If you’re looking to acquire a company and you’re not paying close attention to labor issues, you could be wading into risky territory. Exposure to labor and employment issues is often missed during due diligence, simply because these “soft cost” issues are harder to identify or quantify. In this article, we’ll highlight some key areas for diligence to help you catch potential problems before a deal closes.
First, it’s important to understand that liability in the labor and employment world is governed by contract or common law successorship issues with the overarching theme of protecting the “little guy.” This differs from the traditional corporate “veil piercing” analysis. Effectively, if the employee who punched the clock the day before closing doesn’t experience any difference in his life post-closing (except perhaps the name on his paycheck), it is quite likely that you, the buyer, will be named in any claim he makes and possibly even liable for the wrongdoings of the predecessor entity.

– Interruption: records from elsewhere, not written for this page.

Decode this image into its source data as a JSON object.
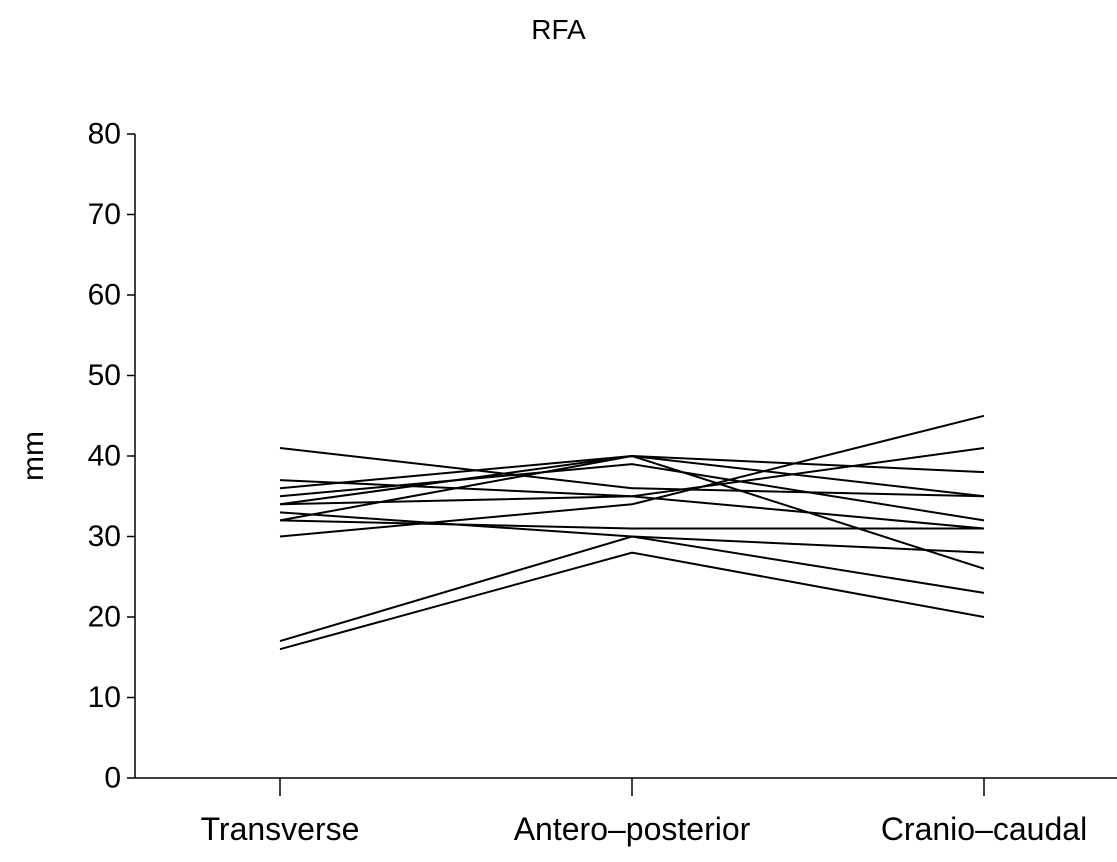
{
  "chart_data": {
    "type": "line",
    "title": "RFA",
    "xlabel": "",
    "ylabel": "mm",
    "categories": [
      "Transverse",
      "Antero–posterior",
      "Cranio–caudal"
    ],
    "ylim": [
      0,
      80
    ],
    "yticks": [
      0,
      10,
      20,
      30,
      40,
      50,
      60,
      70,
      80
    ],
    "grid": false,
    "legend": "none",
    "line_color": "#000000",
    "series": [
      {
        "values": [
          41,
          36,
          35
        ]
      },
      {
        "values": [
          37,
          35,
          31
        ]
      },
      {
        "values": [
          36,
          40,
          38
        ]
      },
      {
        "values": [
          35,
          39,
          32
        ]
      },
      {
        "values": [
          34,
          40,
          35
        ]
      },
      {
        "values": [
          34,
          35,
          41
        ]
      },
      {
        "values": [
          33,
          30,
          28
        ]
      },
      {
        "values": [
          32,
          31,
          31
        ]
      },
      {
        "values": [
          32,
          40,
          26
        ]
      },
      {
        "values": [
          30,
          34,
          45
        ]
      },
      {
        "values": [
          17,
          30,
          23
        ]
      },
      {
        "values": [
          16,
          28,
          20
        ]
      }
    ]
  }
}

Wait, you say, we have an indemnification clause by which the seller agrees to accept all responsibility for any claims based on violations prior to closing! Hold your horses. One of the biggest misconceptions is that clauses obligating the seller to indemnify the buyer for any pre-close violations will insulate the buyer from any claims post-close. This is not the case. At best, these clauses offer the buyer the opportunity to seek repayment of damages, costs, and fees incurred via litigation from the seller – who may not have the resources to cover the buyer’s expenditures or liability (and who also will certainly be named in any suit related to the company’s operations pre- or post-close). So you’d better know what you’re getting yourself into.
At minimum, make sure you ask these questions of the seller before you finalize the purchase:
1) Labor Unions: Does the seller have any labor unions or are you aware of any organizing activity? If there is any organized labor, ask to see all Collective Bargaining Agreements & review all grievances. The CBAs may contain clauses obligating the buyer to assume the terms contained therein. If you are not planning to transition the organized operations over post-close, you may be responsible for posting a bond to cover the withdrawal liability for the multi-employer pension plan in to which the seller previously contributed. This can be hundreds of thousands (or even millions) of dollars, and it is held in escrow for five years. That’s a lot of money to be tied up if you’re not expecting it.

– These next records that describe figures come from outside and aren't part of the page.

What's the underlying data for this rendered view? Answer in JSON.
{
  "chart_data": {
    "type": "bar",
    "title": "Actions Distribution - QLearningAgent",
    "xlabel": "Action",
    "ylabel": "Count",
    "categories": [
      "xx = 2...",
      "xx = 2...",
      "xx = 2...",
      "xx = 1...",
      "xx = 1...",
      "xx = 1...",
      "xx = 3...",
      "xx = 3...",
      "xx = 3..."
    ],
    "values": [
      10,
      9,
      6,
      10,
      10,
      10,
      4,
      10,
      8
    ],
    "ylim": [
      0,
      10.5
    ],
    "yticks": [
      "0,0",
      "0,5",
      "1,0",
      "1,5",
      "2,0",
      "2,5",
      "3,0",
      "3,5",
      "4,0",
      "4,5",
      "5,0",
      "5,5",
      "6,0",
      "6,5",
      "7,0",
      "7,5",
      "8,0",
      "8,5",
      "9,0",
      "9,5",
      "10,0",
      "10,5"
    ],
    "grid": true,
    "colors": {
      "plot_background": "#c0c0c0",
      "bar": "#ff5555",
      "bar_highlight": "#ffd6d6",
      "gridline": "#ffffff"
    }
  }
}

2) Wage & Hour Obligations: Wage and hour violations are often easily corrected but just as easily overlooked, at which point they can blossom into “bet the company” class or collective action litigation. It’s best to look into these areas on the front end. For example, are employee handbooks up to date and compliant in all relevant jurisdictions? Are there any pending state or federal agency charges or investigations (make sure your due diligence lists ask about these claims, not just litigation)? And, for California companies, what is the unpaid vacation/PTO balance for employees (due at termination, which occurs via every asset sale), and do the seller’s policies comply with applicable laws regarding pay stubs, expense reimbursement, meal/rest breaks, etc.?
3) WARN Act and COBRA Notices: Does the sale trigger the WARN (Worker Adjustment and Retraining Notification) Act because it is a “mass layoff” or closing of an entire business location? If so, are notices being prepared and sent in a timely manner and are the employees being paid through the required notice period? What about notification of COBRA rights (triggered when employees lose their jobs via a sale, even if immediately re-hired)? Purchase agreements should specify whether the buyer or seller is responsible for these costs and specify notice requirements so they aren’t lost in the shuffle.

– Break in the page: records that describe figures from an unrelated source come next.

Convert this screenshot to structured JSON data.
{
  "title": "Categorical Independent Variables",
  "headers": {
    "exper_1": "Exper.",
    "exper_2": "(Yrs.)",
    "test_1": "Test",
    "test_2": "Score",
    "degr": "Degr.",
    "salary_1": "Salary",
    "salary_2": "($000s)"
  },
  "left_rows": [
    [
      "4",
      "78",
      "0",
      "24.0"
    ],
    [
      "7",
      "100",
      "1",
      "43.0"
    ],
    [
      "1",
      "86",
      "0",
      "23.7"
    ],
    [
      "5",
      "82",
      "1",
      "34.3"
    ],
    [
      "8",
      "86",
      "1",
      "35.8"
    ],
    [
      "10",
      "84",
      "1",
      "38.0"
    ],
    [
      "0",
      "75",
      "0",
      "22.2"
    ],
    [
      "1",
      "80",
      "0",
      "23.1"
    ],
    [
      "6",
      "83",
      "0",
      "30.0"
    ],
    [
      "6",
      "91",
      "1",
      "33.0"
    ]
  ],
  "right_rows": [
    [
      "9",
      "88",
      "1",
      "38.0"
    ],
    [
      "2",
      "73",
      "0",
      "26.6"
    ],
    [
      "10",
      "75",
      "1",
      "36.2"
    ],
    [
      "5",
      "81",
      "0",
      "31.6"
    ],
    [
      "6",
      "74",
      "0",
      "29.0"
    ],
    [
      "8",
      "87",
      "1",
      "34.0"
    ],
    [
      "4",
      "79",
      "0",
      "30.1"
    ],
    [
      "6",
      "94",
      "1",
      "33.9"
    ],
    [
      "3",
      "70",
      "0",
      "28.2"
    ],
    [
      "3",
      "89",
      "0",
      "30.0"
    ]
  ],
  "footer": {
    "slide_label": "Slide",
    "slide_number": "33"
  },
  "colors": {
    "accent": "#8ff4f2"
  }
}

4) Internal Complaints: Does the seller have an anonymous hotline? If so, ask to review the records of the complaints lodged – if the seller neither maintains records nor checks the hotline, that’s a red flag. Similarly, ask about the HR function and how they track employee complaints and investigations. If you note recurring issues, that should be another red flag.
5) Executive Compensation Agreements: If any exist, what are the severance obligations? Are there restrictive covenants? Change in Control triggers? Is the seller or buyer assuming payment obligations? If the executive is transitioning, have you considered existing terms in negotiating a package going forward (there might be bargaining opportunities!)?
6) Classification Issues: Does the seller use contractors to perform employee work? Is there a robust practice in place for assessing exempt status for overtime purposes? Are there job descriptions in place or consistent performance management processes to support such classifications?
The best way to ensure these types of big-ticket issues are incorporated into your diligence process is to loop in a Labor & Employment specialist on your deal team. We play well with the corporate folks and promise not to mess with your balance sheet analysis.